# A few pics of some of my critters past and present



## Cameo (Feb 5, 2010)

I do wildlife rehab and have worked with exotic animals, so here's a few shots for your enjoyment 

OOOPS, hit the wrong button, lol


----------



## Cameo (Feb 5, 2010)

*forgot the pics*

sorry :rolffleyes:

wish I could find where all my other ones are, lol. I'll find them and post in another post


----------



## Cameo (Feb 5, 2010)

i found a few more, lol. Don't know where all the rest of them are :doh:


----------



## Cameo (Feb 5, 2010)

gosh, 43 people looked and no one commented? Don't you like my babies, lol


----------



## bigredpoodle (Sep 13, 2009)

Cameo said:


> gosh, 43 people looked and no one commented? Don't you like my babies, lol


 You are a woman after my own heart I love critters big and small ! Keep up the good work


----------



## Trillium (Sep 1, 2009)

Amazing pics. I'd love the chance to get so close to so many different critters.


----------



## Birdie (Jun 28, 2009)

Wow how incredible! I've always adored wildlife rehabilitation, I admire and envy you for taking part in it.  What beautiful babies you have!


----------



## FUZBUTZ (Aug 23, 2008)

Cameo, thanks for sharing your past and present babies with us. Bet you have a lot of fun working with them. They are all so cute.


----------



## flyingduster (Sep 6, 2009)

haha, I looked earlier but was busy and didn't really have time to reply; I often don't! But I always like to read posts and look at photos still, doesn't mean I don't love them!!!


----------



## Poodle Lover (Mar 24, 2008)

Great pictures! I absolutely love the one of the Serval. That's my dream cat, but since I know I could never own a wild animal, I will settle for a Savannah Cat (part Serval part domestic cat).


----------



## Fluffyspoos (Aug 11, 2009)

... Is that a lion?! (the cub)

And omg! You have a squirrel! n__n that's SO cute!


----------



## Cameo (Feb 5, 2010)

Thanks y'all 

I appreciate all the opportunities I've had working with the many different species I've been entrusted with. 

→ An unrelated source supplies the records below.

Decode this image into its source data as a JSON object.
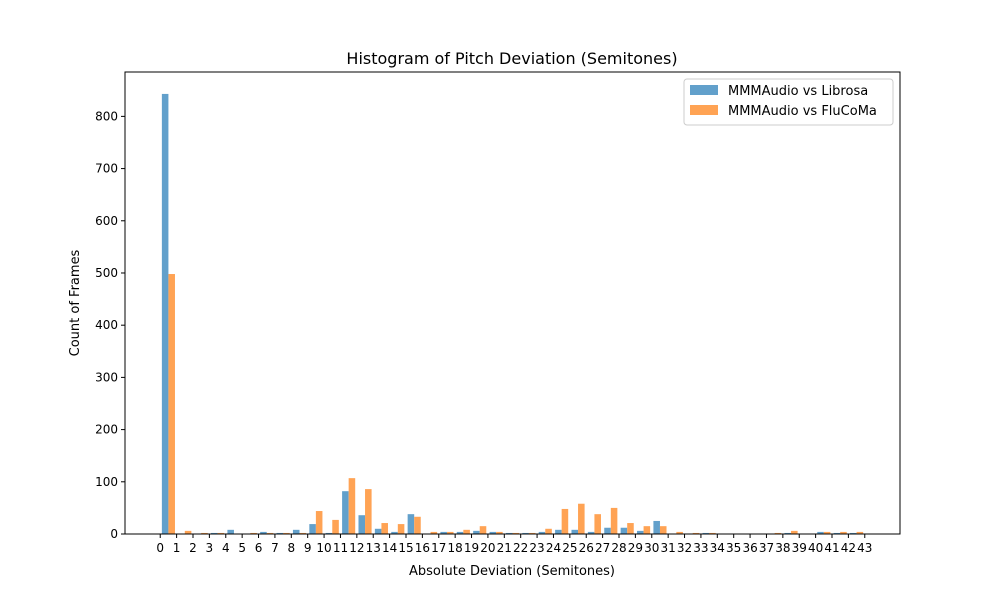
{
  "chart_data": {
    "type": "bar",
    "title": "Histogram of Pitch Deviation (Semitones)",
    "xlabel": "Absolute Deviation (Semitones)",
    "ylabel": "Count of Frames",
    "xlim": [
      -2.15,
      45.15
    ],
    "ylim": [
      0,
      885
    ],
    "yticks": [
      0,
      100,
      200,
      300,
      400,
      500,
      600,
      700,
      800
    ],
    "xticks": [
      0,
      1,
      2,
      3,
      4,
      5,
      6,
      7,
      8,
      9,
      10,
      11,
      12,
      13,
      14,
      15,
      16,
      17,
      18,
      19,
      20,
      21,
      22,
      23,
      24,
      25,
      26,
      27,
      28,
      29,
      30,
      31,
      32,
      33,
      34,
      35,
      36,
      37,
      38,
      39,
      40,
      41,
      42,
      43
    ],
    "bin_edges_start": [
      0,
      1,
      2,
      3,
      4,
      5,
      6,
      7,
      8,
      9,
      10,
      11,
      12,
      13,
      14,
      15,
      16,
      17,
      18,
      19,
      20,
      21,
      22,
      23,
      24,
      25,
      26,
      27,
      28,
      29,
      30,
      31,
      32,
      33,
      34,
      35,
      36,
      37,
      38,
      39,
      40,
      41,
      42
    ],
    "legend_position": "top-right",
    "grid": false,
    "series": [
      {
        "name": "MMMAudio vs Librosa",
        "color": "#62a0cb",
        "values": [
          843,
          0,
          0,
          2,
          8,
          0,
          4,
          2,
          8,
          19,
          2,
          82,
          36,
          10,
          4,
          38,
          0,
          4,
          4,
          6,
          4,
          2,
          2,
          4,
          8,
          8,
          4,
          12,
          12,
          6,
          25,
          0,
          0,
          2,
          0,
          0,
          0,
          0,
          2,
          0,
          4,
          2,
          2
        ]
      },
      {
        "name": "MMMAudio vs FluCoMa",
        "color": "#ffa354",
        "values": [
          498,
          6,
          2,
          2,
          0,
          2,
          2,
          2,
          2,
          44,
          27,
          107,
          86,
          21,
          19,
          33,
          4,
          4,
          8,
          15,
          4,
          2,
          2,
          10,
          48,
          58,
          38,
          50,
          21,
          15,
          15,
          4,
          2,
          2,
          0,
          0,
          0,
          2,
          6,
          0,
          4,
          4,
          4
        ]
      }
    ]
  }
}
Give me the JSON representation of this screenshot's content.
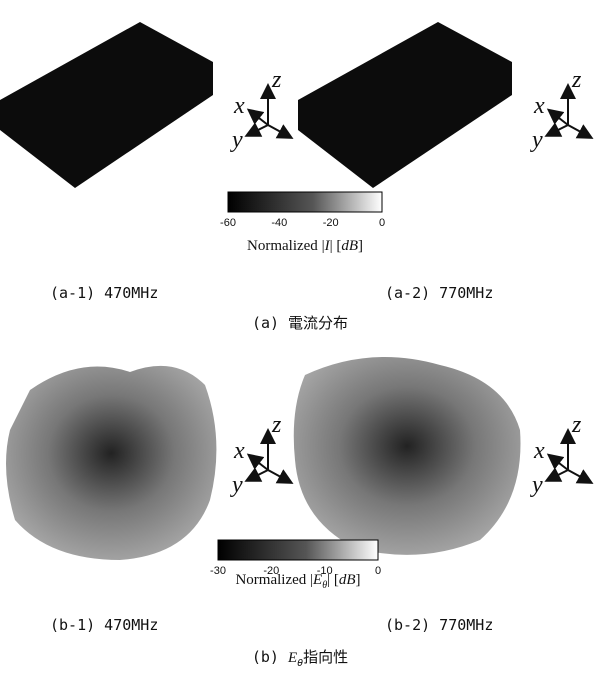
{
  "axes_labels": {
    "x": "x",
    "y": "y",
    "z": "z"
  },
  "panel_a": {
    "colorbar": {
      "ticks": [
        -60,
        -40,
        -20,
        0
      ],
      "label": {
        "prefix": "Normalized",
        "symbol": "I",
        "unit": "dB"
      }
    },
    "subfigures": [
      "(a-1) 470MHz",
      "(a-2) 770MHz"
    ],
    "caption": "(a) 電流分布"
  },
  "panel_b": {
    "colorbar": {
      "ticks": [
        -30,
        -20,
        -10,
        0
      ],
      "label": {
        "prefix": "Normalized",
        "symbol": "E",
        "subscript": "θ",
        "unit": "dB"
      }
    },
    "subfigures": [
      "(b-1) 470MHz",
      "(b-2) 770MHz"
    ],
    "caption": {
      "prefix": "(b)",
      "symbol": "E",
      "subscript": "θ",
      "suffix": "指向性"
    }
  }
}
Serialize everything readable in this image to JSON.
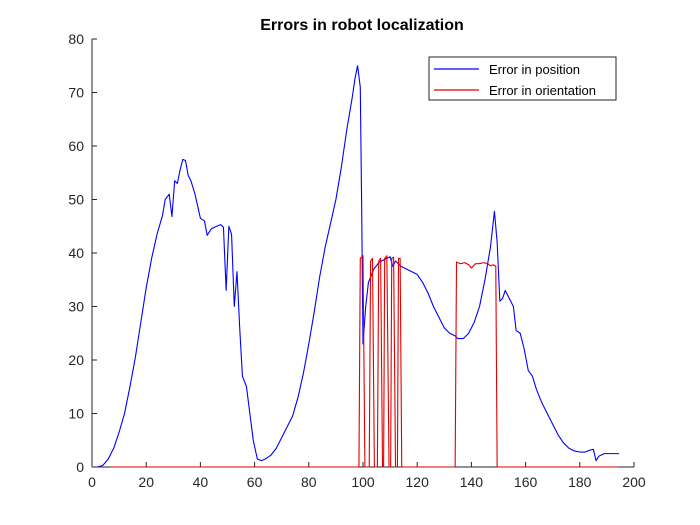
{
  "chart_data": {
    "type": "line",
    "title": "Errors in robot localization",
    "xlabel": "",
    "ylabel": "",
    "xlim": [
      0,
      200
    ],
    "ylim": [
      0,
      80
    ],
    "xticks": [
      0,
      20,
      40,
      60,
      80,
      100,
      120,
      140,
      160,
      180,
      200
    ],
    "yticks": [
      0,
      10,
      20,
      30,
      40,
      50,
      60,
      70,
      80
    ],
    "grid": false,
    "legend_position": "top-right",
    "series": [
      {
        "name": "Error in position",
        "color": "#0000ff",
        "points": [
          [
            2,
            0
          ],
          [
            4,
            0.3
          ],
          [
            6,
            1.5
          ],
          [
            8,
            3.5
          ],
          [
            10,
            6.5
          ],
          [
            12,
            10
          ],
          [
            14,
            15
          ],
          [
            16,
            20.5
          ],
          [
            18,
            27
          ],
          [
            20,
            33.5
          ],
          [
            22,
            39
          ],
          [
            24,
            43.5
          ],
          [
            26,
            47
          ],
          [
            27,
            50
          ],
          [
            28.5,
            51
          ],
          [
            29.5,
            46.8
          ],
          [
            30.5,
            53.5
          ],
          [
            31.5,
            53
          ],
          [
            32.5,
            55.5
          ],
          [
            33.5,
            57.5
          ],
          [
            34.5,
            57.3
          ],
          [
            35.5,
            54.5
          ],
          [
            36.5,
            53.5
          ],
          [
            38,
            51
          ],
          [
            40,
            46.5
          ],
          [
            41.5,
            46
          ],
          [
            42.5,
            43.3
          ],
          [
            44,
            44.5
          ],
          [
            46,
            45
          ],
          [
            47.5,
            45.3
          ],
          [
            48.5,
            44.8
          ],
          [
            49.5,
            33
          ],
          [
            50.5,
            45
          ],
          [
            51.5,
            43.5
          ],
          [
            52.5,
            30
          ],
          [
            53.5,
            36.5
          ],
          [
            54.5,
            26
          ],
          [
            55.5,
            17
          ],
          [
            57,
            15
          ],
          [
            58,
            11
          ],
          [
            59.5,
            5
          ],
          [
            61,
            1.5
          ],
          [
            62.5,
            1.2
          ],
          [
            64,
            1.5
          ],
          [
            66,
            2.2
          ],
          [
            68,
            3.5
          ],
          [
            70,
            5.5
          ],
          [
            72,
            7.5
          ],
          [
            74,
            9.5
          ],
          [
            76,
            13
          ],
          [
            78,
            17.5
          ],
          [
            80,
            23
          ],
          [
            82,
            29
          ],
          [
            84,
            35.5
          ],
          [
            86,
            41
          ],
          [
            88,
            45.5
          ],
          [
            90,
            50
          ],
          [
            92,
            56
          ],
          [
            94,
            63
          ],
          [
            96,
            69
          ],
          [
            97,
            72.5
          ],
          [
            98,
            75
          ],
          [
            99,
            71
          ],
          [
            99.5,
            49
          ],
          [
            100,
            23
          ],
          [
            101,
            30
          ],
          [
            102,
            34.5
          ],
          [
            104,
            37
          ],
          [
            106,
            38.3
          ],
          [
            108,
            38.8
          ],
          [
            110,
            39.3
          ],
          [
            111,
            37.5
          ],
          [
            112,
            38.5
          ],
          [
            114,
            37.5
          ],
          [
            116,
            37
          ],
          [
            118,
            36.5
          ],
          [
            120,
            36
          ],
          [
            122,
            34.5
          ],
          [
            124,
            32.5
          ],
          [
            126,
            30
          ],
          [
            128,
            28
          ],
          [
            130,
            26
          ],
          [
            132,
            25
          ],
          [
            134,
            24.5
          ],
          [
            135,
            24
          ],
          [
            137,
            24
          ],
          [
            139,
            25
          ],
          [
            141,
            27
          ],
          [
            143,
            30
          ],
          [
            145,
            35
          ],
          [
            147,
            41
          ],
          [
            148.5,
            47.8
          ],
          [
            149.5,
            42
          ],
          [
            150.5,
            31
          ],
          [
            151.5,
            31.5
          ],
          [
            152.5,
            33
          ],
          [
            154,
            31.5
          ],
          [
            155.5,
            30
          ],
          [
            156.5,
            25.5
          ],
          [
            158,
            25
          ],
          [
            159.5,
            22
          ],
          [
            161,
            18
          ],
          [
            162.5,
            17
          ],
          [
            164,
            14.5
          ],
          [
            166,
            12
          ],
          [
            168,
            10
          ],
          [
            170,
            8
          ],
          [
            172,
            6
          ],
          [
            174,
            4.5
          ],
          [
            176,
            3.5
          ],
          [
            178,
            3
          ],
          [
            180,
            2.8
          ],
          [
            182,
            2.8
          ],
          [
            184,
            3.2
          ],
          [
            185,
            3.3
          ],
          [
            186,
            1.2
          ],
          [
            187,
            2
          ],
          [
            189,
            2.5
          ],
          [
            191,
            2.5
          ],
          [
            193,
            2.5
          ],
          [
            194.5,
            2.5
          ]
        ]
      },
      {
        "name": "Error in orientation",
        "color": "#e00000",
        "points": [
          [
            7,
            0
          ],
          [
            98.5,
            0
          ],
          [
            99,
            39
          ],
          [
            100,
            39.5
          ],
          [
            100.7,
            0
          ],
          [
            102.3,
            0
          ],
          [
            102.8,
            38.5
          ],
          [
            103.5,
            39
          ],
          [
            104.2,
            0
          ],
          [
            105.3,
            0
          ],
          [
            105.8,
            38.5
          ],
          [
            106.5,
            39
          ],
          [
            107.2,
            0
          ],
          [
            107.6,
            0
          ],
          [
            108,
            39
          ],
          [
            108.8,
            39.5
          ],
          [
            109.6,
            0
          ],
          [
            110.2,
            0
          ],
          [
            110.6,
            39
          ],
          [
            111.3,
            39.2
          ],
          [
            112,
            0
          ],
          [
            112.7,
            0
          ],
          [
            113.1,
            39
          ],
          [
            113.7,
            39
          ],
          [
            114.3,
            0
          ],
          [
            134,
            0
          ],
          [
            134.5,
            38.3
          ],
          [
            136,
            38
          ],
          [
            137.5,
            38.2
          ],
          [
            139,
            37.8
          ],
          [
            140,
            37.2
          ],
          [
            141.5,
            38
          ],
          [
            143,
            38
          ],
          [
            144.5,
            38.2
          ],
          [
            146,
            38
          ],
          [
            147,
            37.6
          ],
          [
            148,
            37.8
          ],
          [
            149,
            37.5
          ],
          [
            149.5,
            0
          ],
          [
            194,
            0
          ]
        ]
      }
    ]
  }
}
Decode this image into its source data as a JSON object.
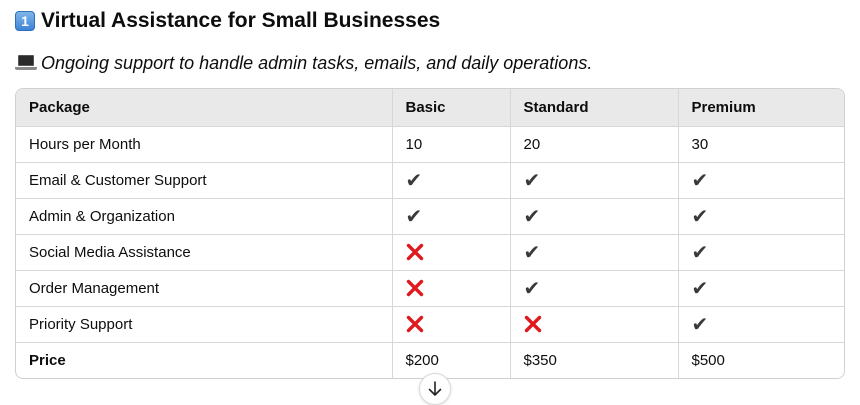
{
  "heading": {
    "number_badge": "1",
    "title": "Virtual Assistance for Small Businesses"
  },
  "subtitle": {
    "icon": "laptop-icon",
    "text": "Ongoing support to handle admin tasks, emails, and daily operations."
  },
  "table": {
    "columns": [
      "Package",
      "Basic",
      "Standard",
      "Premium"
    ],
    "rows": [
      {
        "feature": "Hours per Month",
        "cells": [
          {
            "text": "10"
          },
          {
            "text": "20"
          },
          {
            "text": "30"
          }
        ]
      },
      {
        "feature": "Email & Customer Support",
        "cells": [
          {
            "mark": "check"
          },
          {
            "mark": "check"
          },
          {
            "mark": "check"
          }
        ]
      },
      {
        "feature": "Admin & Organization",
        "cells": [
          {
            "mark": "check"
          },
          {
            "mark": "check"
          },
          {
            "mark": "check"
          }
        ]
      },
      {
        "feature": "Social Media Assistance",
        "cells": [
          {
            "mark": "cross"
          },
          {
            "mark": "check"
          },
          {
            "mark": "check"
          }
        ]
      },
      {
        "feature": "Order Management",
        "cells": [
          {
            "mark": "cross"
          },
          {
            "mark": "check"
          },
          {
            "mark": "check"
          }
        ]
      },
      {
        "feature": "Priority Support",
        "cells": [
          {
            "mark": "cross"
          },
          {
            "mark": "cross"
          },
          {
            "mark": "check"
          }
        ]
      },
      {
        "feature": "Price",
        "bold": true,
        "cells": [
          {
            "text": "$200"
          },
          {
            "text": "$350"
          },
          {
            "text": "$500"
          }
        ]
      }
    ]
  },
  "colors": {
    "check": "#3a3a3a",
    "cross": "#e0191f",
    "header_bg": "#e9e9e9",
    "border": "#d7d7d7"
  },
  "scroll_button": {
    "icon": "arrow-down-icon"
  }
}
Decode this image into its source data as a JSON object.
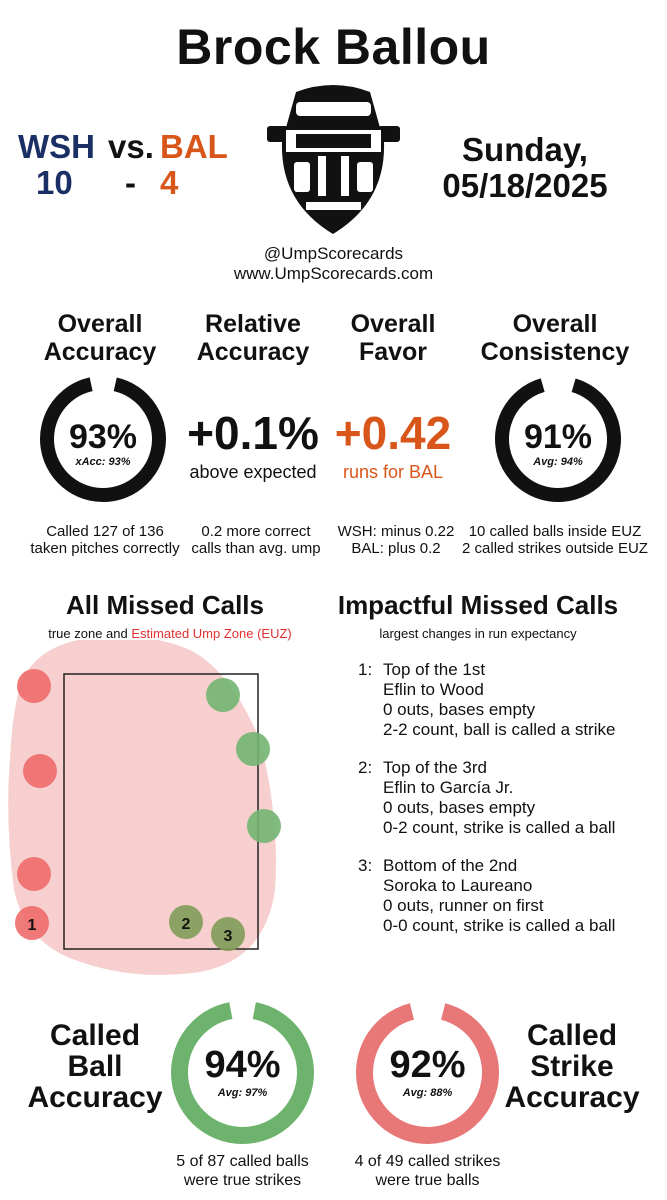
{
  "title": "Brock Ballou",
  "away": {
    "abbr": "WSH",
    "score": "10",
    "color": "#1a2f63"
  },
  "home": {
    "abbr": "BAL",
    "score": "4",
    "color": "#d9561a"
  },
  "vs": "vs.",
  "dash": "-",
  "date": {
    "day": "Sunday,",
    "date": "05/18/2025"
  },
  "handle": "@UmpScorecards",
  "site": "www.UmpScorecards.com",
  "icon": "umpire-mask-icon",
  "overall_accuracy": {
    "h1": "Overall",
    "h2": "Accuracy",
    "value": "93%",
    "value_pct": 93,
    "sub": "xAcc: 93%",
    "note1": "Called 127 of 136",
    "note2": "taken pitches correctly"
  },
  "relative_accuracy": {
    "h1": "Relative",
    "h2": "Accuracy",
    "value": "+0.1%",
    "sub": "above expected",
    "note1": "0.2 more correct",
    "note2": "calls than avg. ump"
  },
  "overall_favor": {
    "h1": "Overall",
    "h2": "Favor",
    "value": "+0.42",
    "sub": "runs for BAL",
    "note1": "WSH: minus 0.22",
    "note2": "BAL: plus 0.2"
  },
  "overall_consistency": {
    "h1": "Overall",
    "h2": "Consistency",
    "value": "91%",
    "value_pct": 91,
    "sub": "Avg: 94%",
    "note1": "10 called balls inside EUZ",
    "note2": "2 called strikes outside EUZ"
  },
  "missed": {
    "title": "All Missed Calls",
    "sub_a": "true zone and",
    "sub_b": "Estimated Ump Zone (EUZ)",
    "sub_b_color": "#e03030",
    "markers": [
      {
        "color": "red",
        "label": ""
      },
      {
        "color": "red",
        "label": ""
      },
      {
        "color": "red",
        "label": ""
      },
      {
        "color": "red",
        "label": "1"
      },
      {
        "color": "green",
        "label": ""
      },
      {
        "color": "green",
        "label": ""
      },
      {
        "color": "green",
        "label": ""
      },
      {
        "color": "green",
        "label": "2"
      },
      {
        "color": "green",
        "label": "3"
      }
    ]
  },
  "impactful": {
    "title": "Impactful Missed Calls",
    "sub": "largest changes in run expectancy",
    "items": [
      {
        "num": "1:",
        "l1": "Top of the 1st",
        "l2": "Eflin to Wood",
        "l3": "0 outs, bases empty",
        "l4": "2-2 count, ball is called a strike"
      },
      {
        "num": "2:",
        "l1": "Top of the 3rd",
        "l2": "Eflin to García Jr.",
        "l3": "0 outs, bases empty",
        "l4": "0-2 count, strike is called a ball"
      },
      {
        "num": "3:",
        "l1": "Bottom of the 2nd",
        "l2": "Soroka to Laureano",
        "l3": "0 outs, runner on first",
        "l4": "0-0 count, strike is called a ball"
      }
    ]
  },
  "ball_acc": {
    "h1": "Called",
    "h2": "Ball",
    "h3": "Accuracy",
    "value": "94%",
    "value_pct": 94,
    "sub": "Avg: 97%",
    "note1": "5 of 87 called balls",
    "note2": "were true strikes",
    "color": "#6db36d"
  },
  "strike_acc": {
    "h1": "Called",
    "h2": "Strike",
    "h3": "Accuracy",
    "value": "92%",
    "value_pct": 92,
    "sub": "Avg: 88%",
    "note1": "4 of 49 called strikes",
    "note2": "were true balls",
    "color": "#e87878"
  }
}
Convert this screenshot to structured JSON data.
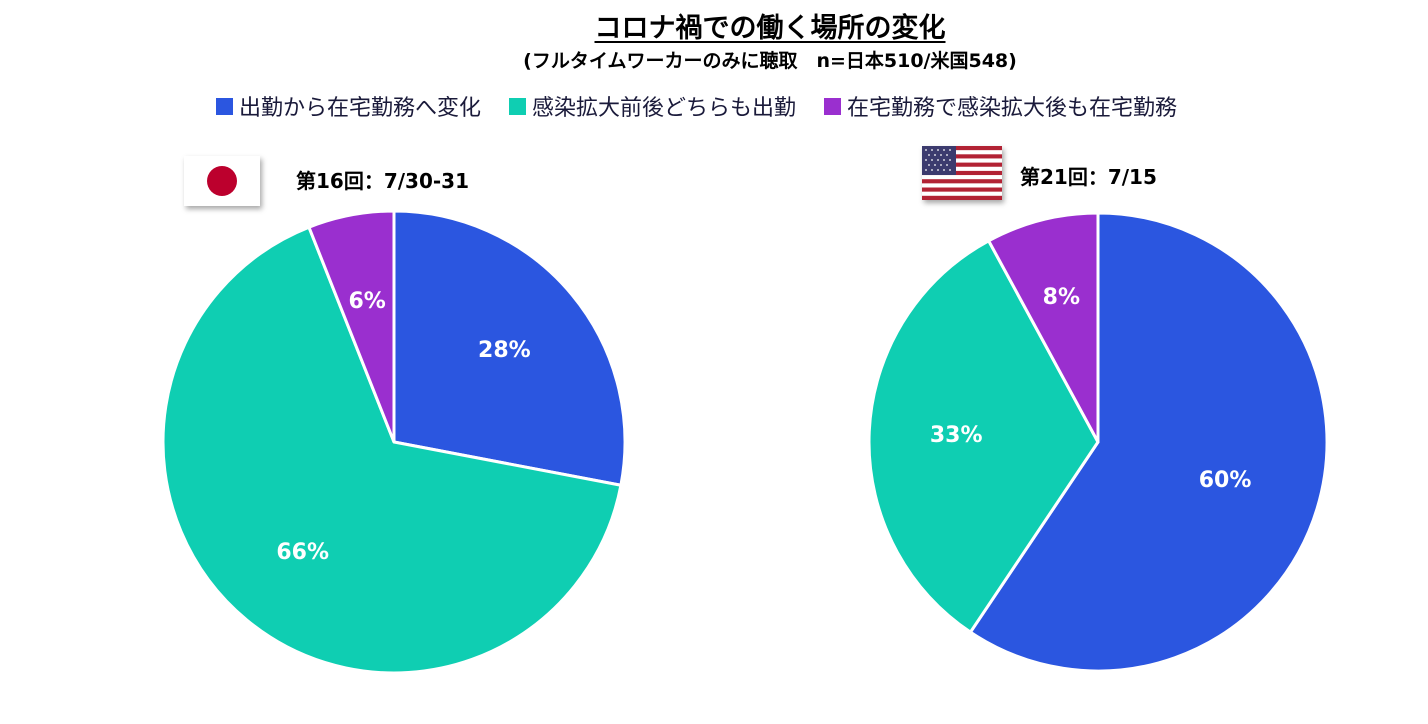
{
  "title": "コロナ禍での働く場所の変化",
  "subtitle": "(フルタイムワーカーのみに聴取　n=日本510/米国548)",
  "legend": [
    {
      "label": "出勤から在宅勤務へ変化",
      "color": "#2b56e0"
    },
    {
      "label": "感染拡大前後どちらも出勤",
      "color": "#0fceb2"
    },
    {
      "label": "在宅勤務で感染拡大後も在宅勤務",
      "color": "#9a2fcf"
    }
  ],
  "chart_data": [
    {
      "type": "pie",
      "title": "第16回：7/30-31",
      "flag": "japan-flag-icon",
      "categories": [
        "出勤から在宅勤務へ変化",
        "感染拡大前後どちらも出勤",
        "在宅勤務で感染拡大後も在宅勤務"
      ],
      "values": [
        28,
        66,
        6
      ],
      "labels": [
        "28%",
        "66%",
        "6%"
      ],
      "colors": [
        "#2b56e0",
        "#0fceb2",
        "#9a2fcf"
      ],
      "start": "12 o'clock",
      "direction": "clockwise"
    },
    {
      "type": "pie",
      "title": "第21回：7/15",
      "flag": "usa-flag-icon",
      "categories": [
        "出勤から在宅勤務へ変化",
        "感染拡大前後どちらも出勤",
        "在宅勤務で感染拡大後も在宅勤務"
      ],
      "values": [
        60,
        33,
        8
      ],
      "labels": [
        "60%",
        "33%",
        "8%"
      ],
      "colors": [
        "#2b56e0",
        "#0fceb2",
        "#9a2fcf"
      ],
      "start": "12 o'clock",
      "direction": "clockwise"
    }
  ]
}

The exotics, I worked with when I was a keeper at a sanctuary, where they had lions, tigers, wolves, leopards, serval, caracols, lynx, etc etc etc. I was blessed with two African lion cubs to foster and hand raise, until they were old enough to be placed in an enclosure with their "pride mates" I had them for 4 months and boy, it was time for their return, lol. Being stalked first thing in the am can be a PITA, literally!!!! I loved them tho. 
The serval, Lena, was the sweetest thing and loved her one on one time with her favorite keeper (me) who would bring her a tasty treat (pinkie rat). She would take it so easily out of my hand and then run off and jump on her high perch (10' up in the air) to eat it, then jump down and repeat, lol. So much effort for such a small treat, but that was the "wild" in her. 

I don't agree with owning any wild animals, as i've seen first hand the VICTIM'S of such ownerships. Dozen's of animals, caged, majestic, graceful and wild, wasting away in "ownership" While I've admired and appreciated the experience, it was so sad and I got burned out emotionally! It was hard work physically, but more so, mentally. 

As a rehabber, all the deer fawns, squirrel's, bunnies, opossum's, etc are released when they are able to fend for themselves or well enough to go back. The outdoor pics of the squirrel were taken at it's release and the first feel of a tree on it's feet  what a great feeling it is seeing an animal doing what it was meant to do and knowing that if it had not been for me, that lil baby squirrel would have never lived long enough to do it. I'm not bragging, please don't think that, but I believe in stewardship and feel we all should do our part in protecting the creatures that call our earth home. If it weren't for all of them, great and small, we would not exist to enjoy our lives as we know them. 

The goat is my fat pygmy goat who loves to hate my husband and see's it necessary to butt him every chance she gets. She also taught the lion cubs how to be lions! lol, They would stalk her from the tall grasses and then run and jump at her. Needless to say, she taught them a few hard lessons, lol. 

The little black Chi is my Milo, a rescue that I took in 5 years ago, with his "sister" Happygirl. They were to be PTS due to a marriage split up and they were perfectly healthy, but the people didn't want to separate them and no one wanted him. Of course, I took them and could never bring myself to place them. Failed fosters, you gotta love um 

The beagle, Hambone, was one of my performance/field trial dogs I breed/trialed/showed several years ago. He was going to his new home, that day, to be a stud dog. 

Thanks for giving me a chance to share some of what I do and for the nice comments. If you ever have a chance to volunteer your time to help, you'll be blessed many times over


----------



## Buck (Oct 22, 2009)

Oh my, you have had a variety of animals. You truly have a love for all animals! 
Where are you from in NC? I live in New Bern, NC


----------



## Spoofer (Sep 12, 2009)

You have been truly blessed to have been able to share in the lives of so many beautiful animals... and they have been so fortunate to have you, too! I really admire what you've done


----------



## frostfirestandards (Jun 18, 2009)

my science teacher had a liscense to rehab wildlife, she specialized in raptors, but got a few squirrel litters each year. She would let me help bottle feed them- they are cute and all, but they stink. 

we had a few field trips to release the rehabbed birds, that was always the best part, when they would look back like they were saying "Thanks!" and then fly off, all healthy and free again. 

I am thinking about getting certified to rehab, but id probally only do small mammals, Im not a huge fan of birds, except the big ones, but I dont have room for big birds. I just have to find a class again before it starts.


----------